The success of gamification proves learning can be fun. The industry has burgeoned from $1.7 billion and is expected to reach $23 billion by 2022. A versatile learning technology, gamification can be used to learn a wide range of subjects. What makes gamification so effective is that students learn by playing games which keeps them engaged, having fun yet all the while they’re mastering new topics. So unlike reading from boring textbooks, gamification is an exciting way to make learning happen.
What’s Gamification?
Nearly every subject can be learned by playing games built on related content. For instance, gamification allows students preparing for engineering exams to visualise engineering problems and grasp concepts intuitively. Learning in this manner is far superior to learning from a book because gamification makes what otherwise could only be expressed using nuanced language visually clear and almost tactile. Therefore, concepts that without gamification would take hours to grasp can be grasped in minutes with it.
How Gamification Helps
Learning happens by making mistakes; only a rare few geniuses can grasp concepts the first time they encounter them. Using paper and pen to learn isn’t the most efficient way to learn anymore. Gamification allows students to give quizzes that are fun and engaging. Unlike a drab paper and pen quiz, a quiz given on gamification platforms is immersive, challenging, and fun. Students are so immersed in such quizzes that learning which otherwise was dreary becomes fun. When students giving such quizzes make mistakes, they are prompted allowing them to learn because their mistake is pointed out. But there is much more to gamification because like any game it is competitive as well.
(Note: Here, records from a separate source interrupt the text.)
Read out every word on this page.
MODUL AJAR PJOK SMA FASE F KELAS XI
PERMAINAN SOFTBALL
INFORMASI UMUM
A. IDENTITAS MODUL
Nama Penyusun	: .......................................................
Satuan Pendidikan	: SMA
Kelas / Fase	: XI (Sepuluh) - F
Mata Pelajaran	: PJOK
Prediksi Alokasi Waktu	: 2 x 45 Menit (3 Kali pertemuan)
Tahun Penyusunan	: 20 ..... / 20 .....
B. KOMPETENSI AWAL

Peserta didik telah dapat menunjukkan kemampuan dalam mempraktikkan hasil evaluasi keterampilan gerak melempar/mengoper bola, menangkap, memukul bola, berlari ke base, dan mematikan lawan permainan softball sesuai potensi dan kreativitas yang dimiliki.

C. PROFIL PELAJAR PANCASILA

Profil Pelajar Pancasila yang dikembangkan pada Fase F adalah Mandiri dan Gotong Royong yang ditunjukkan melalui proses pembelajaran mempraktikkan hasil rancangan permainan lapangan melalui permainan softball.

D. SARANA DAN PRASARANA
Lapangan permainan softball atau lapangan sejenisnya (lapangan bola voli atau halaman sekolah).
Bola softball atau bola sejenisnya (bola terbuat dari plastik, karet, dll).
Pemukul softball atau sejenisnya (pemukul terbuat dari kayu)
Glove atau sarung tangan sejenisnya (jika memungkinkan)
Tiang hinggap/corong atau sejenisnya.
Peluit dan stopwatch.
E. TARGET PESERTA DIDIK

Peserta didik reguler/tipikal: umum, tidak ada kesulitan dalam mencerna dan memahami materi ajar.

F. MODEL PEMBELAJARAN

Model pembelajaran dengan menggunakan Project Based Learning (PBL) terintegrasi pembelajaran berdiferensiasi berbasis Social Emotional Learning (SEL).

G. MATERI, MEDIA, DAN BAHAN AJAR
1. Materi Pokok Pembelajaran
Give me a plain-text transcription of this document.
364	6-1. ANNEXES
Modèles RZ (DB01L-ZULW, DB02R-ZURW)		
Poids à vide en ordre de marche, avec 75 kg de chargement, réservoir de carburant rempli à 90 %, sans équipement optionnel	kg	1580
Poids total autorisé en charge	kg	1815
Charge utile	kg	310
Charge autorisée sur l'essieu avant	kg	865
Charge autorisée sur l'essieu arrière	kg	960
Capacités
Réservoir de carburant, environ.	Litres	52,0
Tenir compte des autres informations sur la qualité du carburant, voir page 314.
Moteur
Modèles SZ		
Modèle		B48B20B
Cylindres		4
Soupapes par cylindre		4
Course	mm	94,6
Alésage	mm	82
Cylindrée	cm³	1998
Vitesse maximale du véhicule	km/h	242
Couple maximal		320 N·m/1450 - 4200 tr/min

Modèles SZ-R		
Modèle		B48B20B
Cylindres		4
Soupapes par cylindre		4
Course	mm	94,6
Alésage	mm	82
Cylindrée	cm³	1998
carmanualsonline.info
Gamification Evokes a Competitive Spirit
Students who regularly go to class may not benefit as much from being taught by professors as they do by competing with each other. Friendly competition is a great way to learn and nothing brings such competition to the surface better than gamification. Students who learn in such an environment become self-motivated to learn because they are competing not only with others but also with themselves. The questions asked by gamification engines and the objective, detailed, quantified results they produce allow students to compete with themselves. There are other advantages as well. Often students using textbooks stare for hours at a single page. With gamification based learning not a single minute is wasted.
Learning in Groups
Just as competing is a great way to learn, so is collaborating. Gamification allows students to learn from each other. When students work in groups they exchange ideas. Some students who understand a topic well will teach those will a less clear understanding of how to solve problems. Because only a few students are experts in every topic, gamification creates a platform where students with unique abilities benefit from each other’s knowledge. What also makes gamification so exciting is that every student’s expertise can be applied to problems’; this helps students gain deeper insights into concepts underlying problems. Such a collaborative atmosphere is harder to create without gamification platforms.
Learning Sans Boundaries
Traditionally learning happens only during school, college, or tuition which is very limiting because the resources in each of these places are limited. However, gamification allows learning to happen anytime and anywhere. Furthermore, it allows a large number of students to share their ideas and solutions leading to superior learning outcomes than traditional learning.
Makes Learning a Daily Practice
Mastering a single subject takes years of daily practice and many students are held back because they’re required to study using material that is dull and uninspiring. Reading from books is often boring even for the learned. Here gamification has a clear advantage because learning on it is addictive. Students who learn using gamification keep coming back to it. This is a huge leap forward from traditional learning which often drives students away from learning.